Peter Thiel is interviewed by Tyler Cowen, in a conversation that ranges from why there is stagnation “in the world of atoms and not of bits” to the dangers of conformity to what he looks for when choosing people to why company names matter.

Evaporative cooling of group beliefs.  Why a group’s beliefs tend to become stronger rather than weaker when strong evidence against those beliefs makes its appearance.

More academic insanity:  the language police at the University of Michigan.

Why Sam Sinai became a computer scientist instead of a doctor

A National Archives official, in an e-mail comment that the people were not supposed to see:   “We live in constant fear of upsetting the White House”

Why a pact with Iran throws Arab liberals under the bus  (“liberals” used here in the archaic and largely obsolete sense of “people who believe in liberty”)

Garry Trudeau  (he wrote a cartoon called Doonesbury–is it really still being published?) gives his thoughts on the Charlie Hebdo murders perpetrated in the name of Islam–by accusing the cartoonists of “hate speech” and denouncing “free speech absolutism.”

The secret Republicans of Silicon Valley

Baseball, the stock market, and the dangers of following the herd

Antoine de St-Exupery’s original watercolors  for The Little Prince

12 thoughts on “Worthwhile Reading & Viewing”

  1. Re: “Baseball, the stock market, and the dangers of following the herd”

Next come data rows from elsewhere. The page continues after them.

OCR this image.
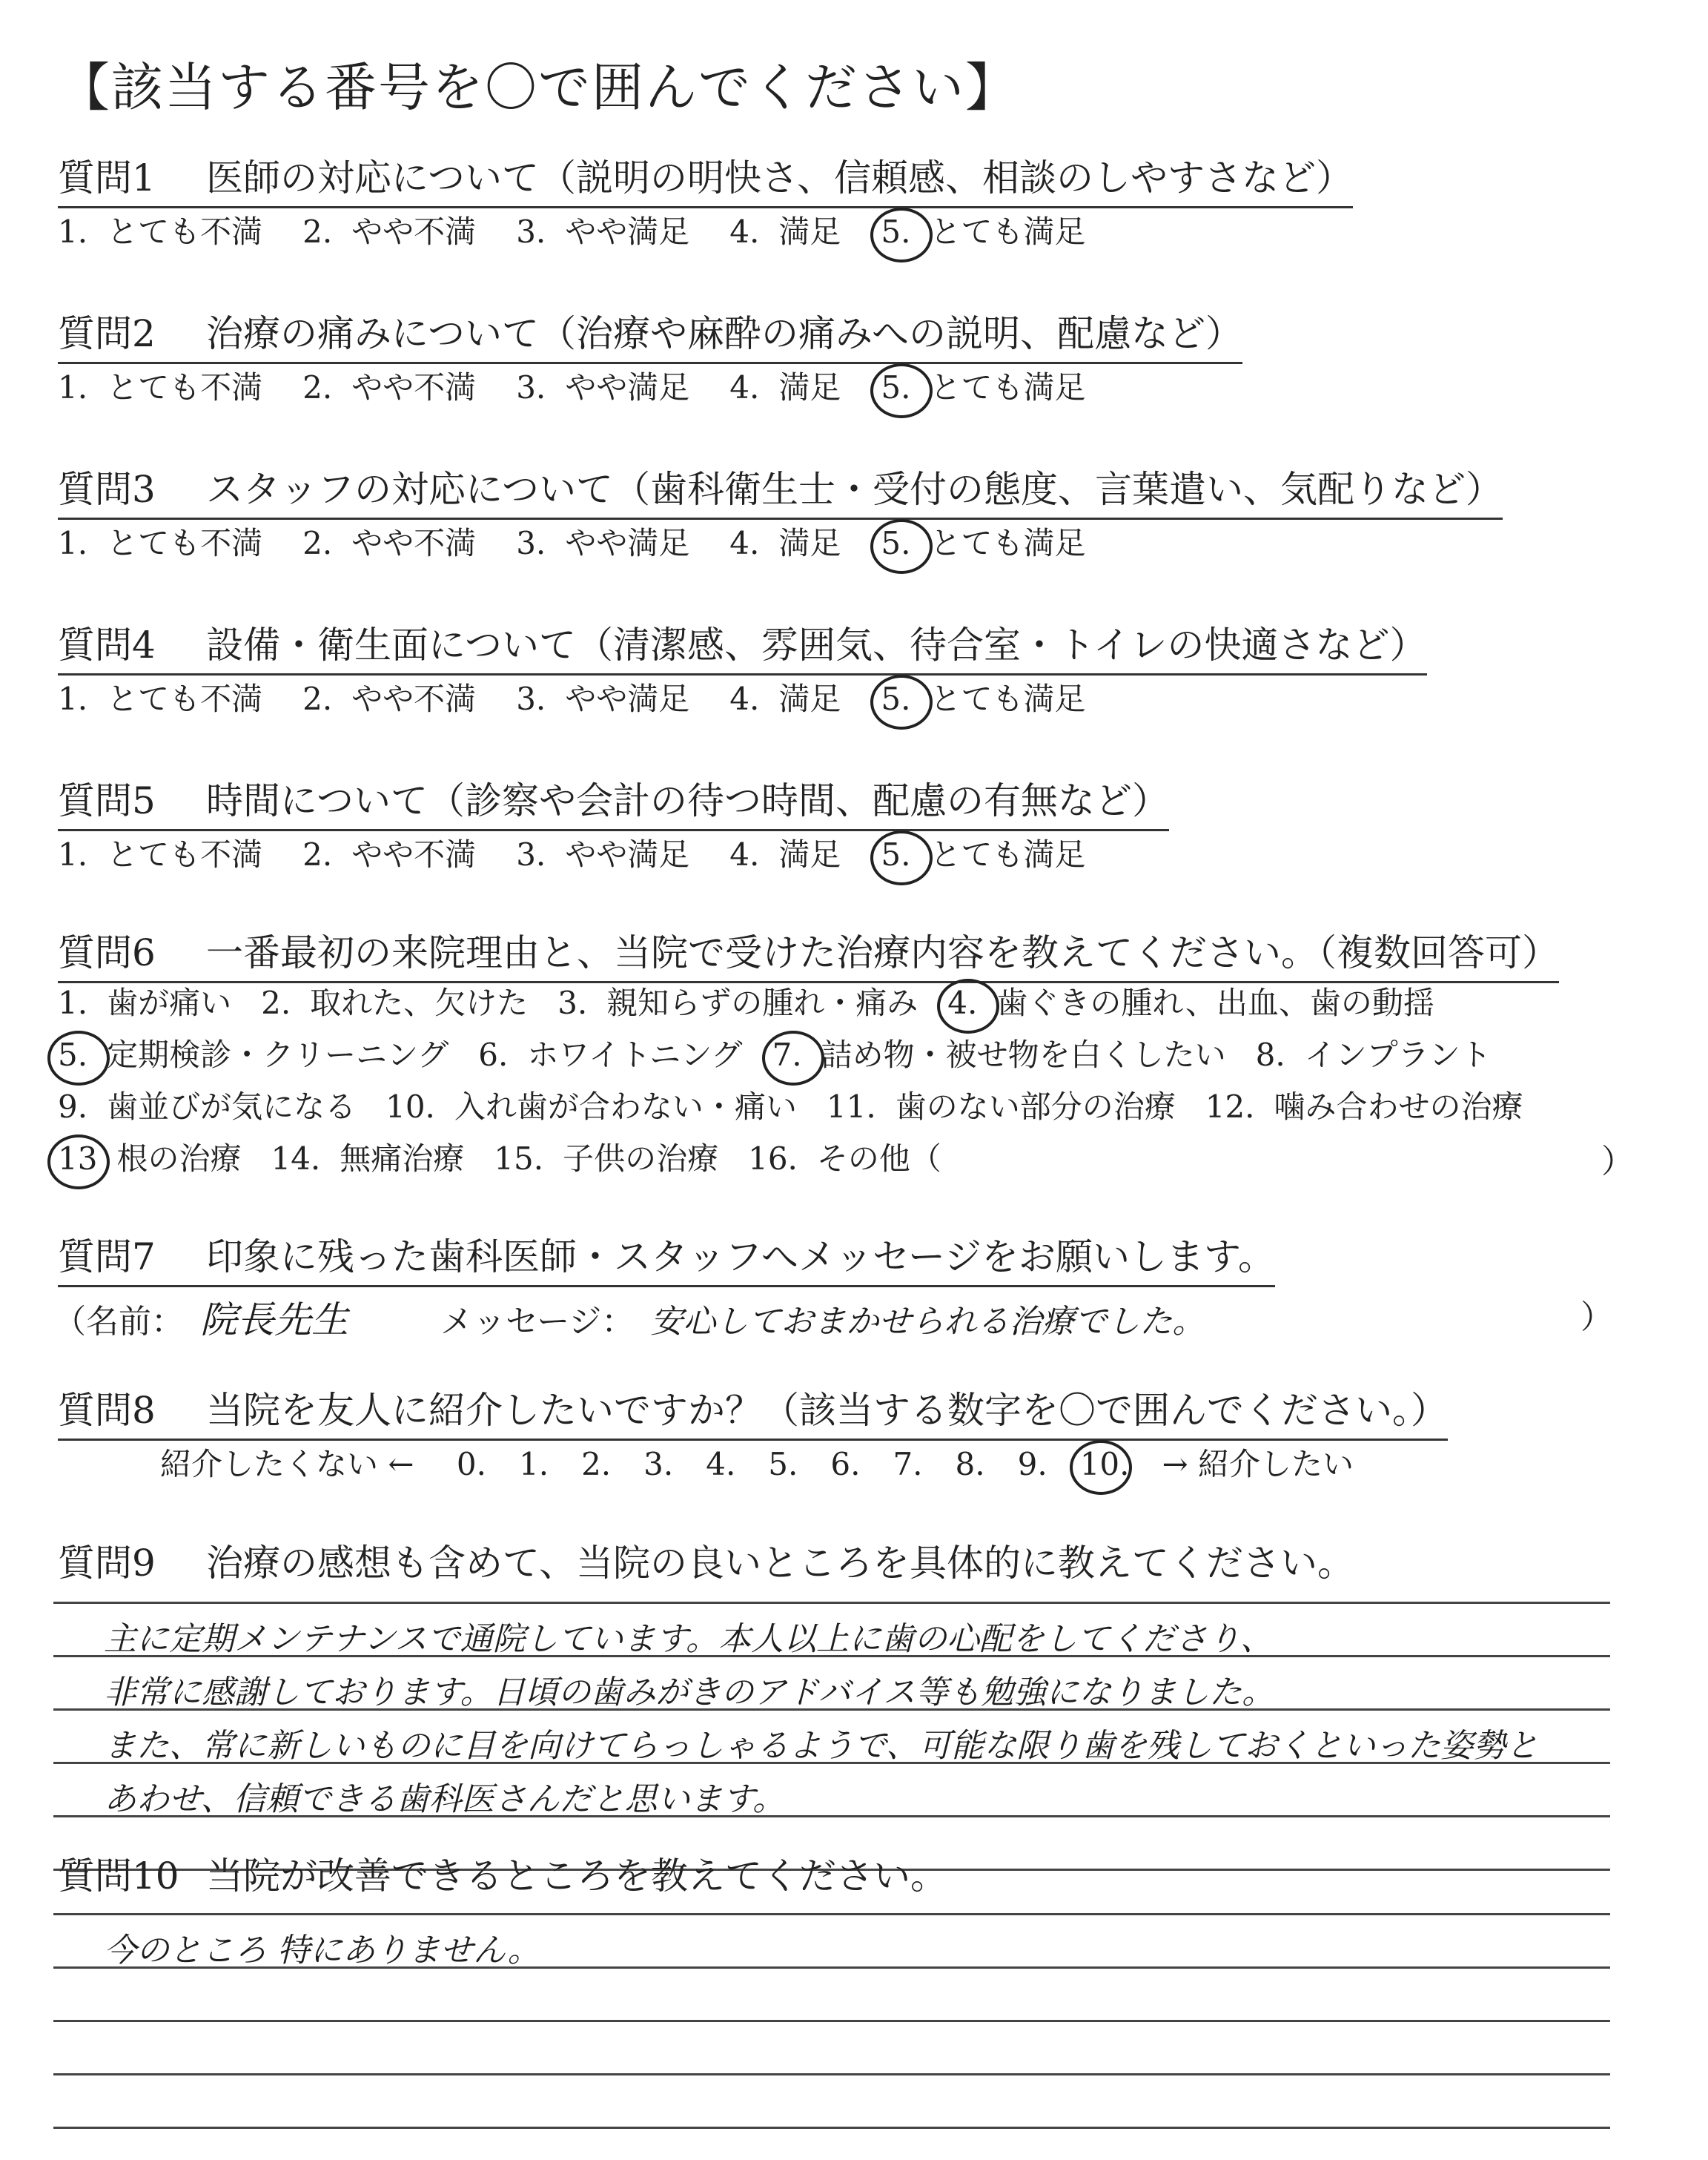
【該当する番号を〇で囲んでください】
質問1 医師の対応について（説明の明快さ、信頼感、相談のしやすさなど）
1. とても不満 2. やや不満 3. やや満足 4. 満足 5. とても満足
質問2 治療の痛みについて（治療や麻酔の痛みへの説明、配慮など）
1. とても不満 2. やや不満 3. やや満足 4. 満足 5. とても満足
質問3 スタッフの対応について（歯科衛生士・受付の態度、言葉遣い、気配りなど）
1. とても不満 2. やや不満 3. やや満足 4. 満足 5. とても満足
質問4 設備・衛生面について（清潔感、雰囲気、待合室・トイレの快適さなど）
1. とても不満 2. やや不満 3. やや満足 4. 満足 5. とても満足
質問5 時間について（診察や会計の待つ時間、配慮の有無など）
1. とても不満 2. やや不満 3. やや満足 4. 満足 5. とても満足
質問6 一番最初の来院理由と、当院で受けた治療内容を教えてください。（複数回答可）
1. 歯が痛い 2. 取れた、欠けた 3. 親知らずの腫れ・痛み 4. 歯ぐきの腫れ、出血、歯の動揺
5. 定期検診・クリーニング 6. ホワイトニング 7. 詰め物・被せ物を白くしたい 8. インプラント
9. 歯並びが気になる 10. 入れ歯が合わない・痛い 11. 歯のない部分の治療 12. 噛み合わせの治療
13 根の治療 14. 無痛治療 15. 子供の治療 16. その他（
質問7 印象に残った歯科医師・スタッフへメッセージをお願いします。
（名前： 院長先生	メッセージ： 安心しておまかせられる治療でした。	）
質問8 当院を友人に紹介したいですか？（該当する数字を〇で囲んでください。）
紹介したくない ← 0. 1. 2. 3. 4. 5. 6. 7. 8. 9. 10. → 紹介したい
質問9 治療の感想も含めて、当院の良いところを具体的に教えてください。
主に定期メンテナンスで通院しています。本人以上に歯の心配をしてくださり、
非常に感謝しております。日頃の歯みがきのアドバイス等も勉強になりました。
また、常に新しいものに目を向けてらっしゃるようで、可能な限り歯を残しておくといった姿勢と
あわせ、信頼できる歯科医さんだと思います。
質問10 当院が改善できるところを教えてください。
今のところ 特にありません。
）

    It depends on the herd. Some herds are buying stocks and other herds are avoiding them.

    The wisest course might be to think for yourself and limit your risk.

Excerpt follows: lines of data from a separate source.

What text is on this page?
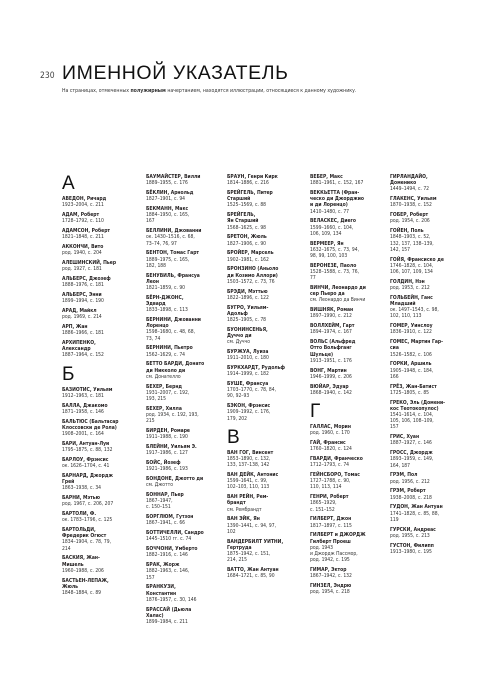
230 ИМЕННОЙ УКАЗАТЕЛЬ
На страницах, отмеченных полужирным начертанием, находятся иллюстрации, относящиеся к данному художнику.
А
АВЕДОН, Ричард
1923–2004, с. 211
АДАМ, Роберт
1728–1792, с. 110
АДАМСОН, Роберт
1821–1848, с. 211
АККОНЧИ, Вито
род. 1940, с. 204
АЛЕШИНСКИЙ, Пьер
род. 1927, с. 181
АЛЬБЕРС, Джозеф
1888–1976, с. 181
АЛЬБЕРС, Энни
1899–1994, с. 190
АРАД, Майкл
род. 1969, с. 214
АРП, Жан
1886–1966, с. 181
АРХИПЕНКО,
Александр
1887–1964, с. 152
Б
БАЗИОТИС, Уильям
1912–1963, с. 181
БАЛЛА, Джакомо
1871–1958, с. 146
БАЛЬТЮС (Бальтасар
Клоссовски де Рола)
1908–2001, с. 164
БАРИ, Антуан-Луи
1795–1875, с. 88, 132
БАРЛОУ, Фрэнсис
ок. 1626–1704, с. 41
БАРНАРД, Джордж
Грей
1863–1938, с. 34
БАРНИ, Мэтью
род. 1967, с. 206, 207
БАРТОЛИ, Ф.
ок. 1783–1796, с. 125
БАРТОЛЬДИ,
Фредерик Огюст
1834–1904, с. 78, 79,
214
БАСКИЯ, Жан-
Мишель
1960–1988, с. 206
БАСТЬЕН-ЛЕПАЖ,
Жюль
1848–1884, с. 89
БАУМАЙСТЕР, Вилли
1889–1955, с. 176
БЁКЛИН, Арнольд
1827–1901, с. 94
БЕКМАНН, Макс
1884–1950, с. 165,
167
БЕЛЛИНИ, Джованни
ок. 1430–1516, с. 68,
73–74, 76, 97
БЕНТОН, Томас Гарт
1889–1975, с. 165,
182, 188
БЕНУВИЛЬ, Франсуа
Леон
1821–1859, с. 90
БЁРН-ДЖОНС,
Эдвард
1833–1898, с. 113
БЕРНИНИ, Джованни
Лоренцо
1598–1680, с. 48, 68,
73, 74
БЕРНИНИ, Пьетро
1562–1629, с. 74
БЕТТО БАРДИ, Донато
ди Никколо ди
см. Донателло
БЕХЕР, Бернд
1931–2007, с. 192,
193, 215
БЕХЕР, Хилла
род. 1934, с. 192, 193,
215
БИРДЕН, Ромаре
1911–1988, с. 190
БЛЕЙНИ, Уильям Э.
1917–1986, с. 127
БОЙС, Йозеф
1921–1986, с. 193
БОНДОНЕ, Джотто ди
см. Джотто
БОННАР, Пьер
1867–1947,
с. 150–151
БОРГЛЮМ, Гутзон
1867–1941, с. 66
БОТТИЧЕЛЛИ, Сандро
1445–1510 гг. с. 74
БОЧЧОНИ, Умберто
1882–1916, с. 146
БРАК, Жорж
1882–1963, с. 146,
157
БРАНКУЗИ,
Константин
1876–1957, с. 30, 146
БРАССАЙ (Дьюла
Халас)
1899–1984, с. 211
БРАУН, Генри Кирк
1814–1886, с. 216
БРЕЙГЕЛЬ, Питер
Старший
1525–1569, с. 88
БРЕЙГЕЛЬ,
Ян Старший
1568–1625, с. 98
БРЕТОН, Жюль
1827–1906, с. 90
БРОЙЕР, Марсель
1902–1981, с. 162
БРОНЗИНО (Аньоло
ди Козимо Аллори)
1503–1572, с. 73, 76
БРЭДИ, Мэттью
1822–1896, с. 122
БУГРО, Уильям-
Адольф
1825–1905, с. 78
БУОНИНСЕНЬЯ,
Дуччо ди
см. Дуччо
БУРЖУА, Луиза
1911–2010, с. 180
БУРКХАРДТ, Рудольф
1914–1999, с. 182
БУШЕ, Франсуа
1703–1770, с. 78, 84,
90, 92–93
БЭКОН, Фрэнсис
1909–1992, с. 176,
179, 202
В
ВАН ГОГ, Винсент
1853–1890, с. 132,
133, 137–138, 142
ВАН ДЕЙК, Антонис
1599–1641, с. 99,
102–103, 110, 113
ВАН РЕЙН, Рем-
брандт
см. Рембрандт
ВАН ЭЙК, Ян
1390–1441, с. 94, 97,
102
ВАНДЕРБИЛТ УИТНИ,
Гертруда
1875–1942, с. 151,
214, 215
ВАТТО, Жан Антуан
1684–1721, с. 85, 90
ВЕБЕР, Макс
1881–1961, с. 152, 167
ВЕККЬЕТТА (Фран-
ческо ди Джорджио
и ди Лоренцо)
1410–1480, с. 77
ВЕЛАСКЕС, Диего
1599–1660, с. 104,
106, 109, 134
ВЕРМЕЕР, Ян
1632–1675, с. 73, 94,
98, 99, 100, 103
ВЕРОНЕЗЕ, Паоло
1528–1588, с. 73, 76,
77
ВИНЧИ, Леонардо ди
сер Пьеро да
см. Леонардо да Винчи
ВИШНЯК, Роман
1897–1990, с. 212
ВОЛЛХЕЙМ, Гарт
1894–1974, с. 167
ВОЛЬС (Альфред
Отто Вольфганг
Шульце)
1913–1951, с. 176
ВОНГ, Мартин
1946–1999, с. 206
ВЮЙАР, Эдуар
1868–1940, с. 142
Г
ГАЛЛАС, Морин
род. 1960, с. 170
ГАЙ, Франсис
1760–1820, с. 124
ГВАРДИ, Франческо
1712–1793, с. 74
ГЕЙНСБОРО, Томас
1727–1788, с. 90,
110, 113, 114
ГЕНРИ, Роберт
1865–1929,
с. 151–152
ГИЛБЕРТ, Джон
1817–1897, с. 115
ГИЛБЕРТ и ДЖОРДЖ
Гилберт Проеш
род. 1943
и Джордж Пассмор,
род. 1942, с. 195
ГИМАР, Эктор
1867–1942, с. 132
ГИНЗЕЛ, Эндрю
род. 1954, с. 218
ГИРЛАНДАЙО,
Доменико
1449–1494, с. 72
ГЛАКЕНС, Уильям
1870–1938, с. 152
ГОБЕР, Роберт
род. 1954, с. 206
ГОЙЕН, Поль
1848–1903, с. 52,
132, 137, 138–139,
142, 157
ГОЙЯ, Франсиско де
1746–1828, с. 104,
106, 107, 109, 134
ГОЛДИН, Нэн
род. 1953, с. 212
ГОЛЬБЕЙН, Ганс
Младший
ок. 1497–1543, с. 98,
102, 110, 113
ГОМЕР, Уинслоу
1836–1910, с. 122
ГОМЕС, Мартин Гар-
сиа
1526–1582, с. 106
ГОРКИ, Аршиль
1905–1948, с. 184,
166
ГРЁЗ, Жан-Батист
1725–1805, с. 85
ГРЕКО, Эль (Домени-
кос Теотокопулос)
1541–1614, с. 104,
105, 106, 108–109,
157
ГРИС, Хуан
1887–1927, с. 146
ГРОСС, Джордж
1893–1959, с. 149,
164, 187
ГРЭМ, Пол
род. 1956, с. 212
ГРЭМ, Роберт
1938–2008, с. 218
ГУДОН, Жан Антуан
1741–1828, с. 85, 88,
119
ГУРСКИ, Андреас
род. 1955, с. 213
ГУСТОН, Филипп
1913–1980, с. 195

  2. Jonathan–indeed, among those under 35 or so, stock ownership seems very low. Unfortunately, it was also very low many S&P points ago.

    One of the points he is making is that in certain professions (money managers, in this case) it may be safer to follow the herd and lose than to depart from the herd and win.

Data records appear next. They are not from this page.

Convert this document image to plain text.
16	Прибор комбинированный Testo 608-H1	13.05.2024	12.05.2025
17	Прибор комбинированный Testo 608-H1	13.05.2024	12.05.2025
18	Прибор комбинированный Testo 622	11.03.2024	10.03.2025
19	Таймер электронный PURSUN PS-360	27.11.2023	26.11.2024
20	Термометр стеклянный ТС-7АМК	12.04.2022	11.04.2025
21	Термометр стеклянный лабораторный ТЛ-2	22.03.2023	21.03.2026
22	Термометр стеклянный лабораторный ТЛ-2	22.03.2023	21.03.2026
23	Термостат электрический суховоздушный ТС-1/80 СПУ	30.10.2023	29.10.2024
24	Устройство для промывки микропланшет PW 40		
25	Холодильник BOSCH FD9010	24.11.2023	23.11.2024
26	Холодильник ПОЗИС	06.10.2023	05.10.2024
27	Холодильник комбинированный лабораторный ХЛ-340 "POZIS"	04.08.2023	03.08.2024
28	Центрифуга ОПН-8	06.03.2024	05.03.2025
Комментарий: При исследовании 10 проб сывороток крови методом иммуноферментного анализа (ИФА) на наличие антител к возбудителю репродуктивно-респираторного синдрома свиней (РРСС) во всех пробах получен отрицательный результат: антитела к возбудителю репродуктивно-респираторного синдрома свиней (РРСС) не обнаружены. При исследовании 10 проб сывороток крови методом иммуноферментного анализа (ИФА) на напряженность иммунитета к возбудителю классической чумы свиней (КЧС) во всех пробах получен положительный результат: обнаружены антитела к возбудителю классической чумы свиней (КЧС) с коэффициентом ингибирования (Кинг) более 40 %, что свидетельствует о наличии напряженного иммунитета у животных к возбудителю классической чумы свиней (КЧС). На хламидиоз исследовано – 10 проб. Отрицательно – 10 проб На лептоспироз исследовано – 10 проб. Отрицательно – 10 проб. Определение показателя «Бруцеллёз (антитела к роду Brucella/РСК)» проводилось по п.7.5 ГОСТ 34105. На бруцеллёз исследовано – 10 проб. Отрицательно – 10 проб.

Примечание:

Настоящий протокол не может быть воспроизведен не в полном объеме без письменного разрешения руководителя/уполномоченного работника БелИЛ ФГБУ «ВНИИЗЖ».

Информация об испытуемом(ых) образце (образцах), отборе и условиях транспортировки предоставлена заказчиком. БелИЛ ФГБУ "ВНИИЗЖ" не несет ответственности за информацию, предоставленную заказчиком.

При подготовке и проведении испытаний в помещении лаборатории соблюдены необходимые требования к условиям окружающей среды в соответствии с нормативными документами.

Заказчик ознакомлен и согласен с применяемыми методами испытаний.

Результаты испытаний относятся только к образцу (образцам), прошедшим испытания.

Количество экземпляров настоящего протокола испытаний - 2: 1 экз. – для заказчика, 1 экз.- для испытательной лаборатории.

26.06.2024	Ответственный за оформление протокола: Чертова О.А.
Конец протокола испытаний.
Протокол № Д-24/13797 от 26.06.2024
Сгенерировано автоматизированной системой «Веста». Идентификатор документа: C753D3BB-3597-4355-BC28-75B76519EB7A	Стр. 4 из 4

  3. The medical EMR discussion is interesting and I have been complaining about it for some time. This is my last year teaching medical students and part of the reason is the EMR. I used to read the charts when the students were in examining patients and then I would know what they’d missed, if anything. Now, it is difficult to get access and takes forever to get any data. X-rays, for example, are on another system altogether. The lab data is somewhere else that I haven’t found. I feel for the students but I just am tired of trying to fight the bureaucrats and their systems.

    I wrote a letter to the Dean last fall and he called me. He told me, “This (what I told him) cannot be true !” I asked him when he had last taken care of patients but that was not what he wanted to hear. I was talking to guy in IT a couple of weeks ago and I told him the best programmers work for Google, the second best for Amazon and the worst for medical record vendors. He agreed.

    The EMR is good in theory and I used to be an enthusiast but that was 25 years ago when a few pioneers were doing very interesting things. The EMR is now a commodity.

  4. Mike…in one egregious EMR case I’ve heard about, the main problem was the installation–decision on not only what system to use, but how to configure it was done without meaningful consultation with the hospital’s medical staff. A total debacle, which resulted in some high-level terminations.

  5. Kirk…not that I’m aware of, but docs and nurses felt the situation had created undue risk. “Terminations” here is the sense of “people getting fired”

  6. from the baseball/stock market post: “Since growth has been tepid and inflation benign, there is obviously something amiss.”…with high stock prices… I’d suggest that the inflation that is being caused by monetary policy and is being seen (especially) in stock prices. That is not so “benign”. It is a tax, as others have said here, on those with these investments. Of course, IMHO, when real cost of living prices double every 15 or 20 years (no matter what official say)…that’s not exactly benign either.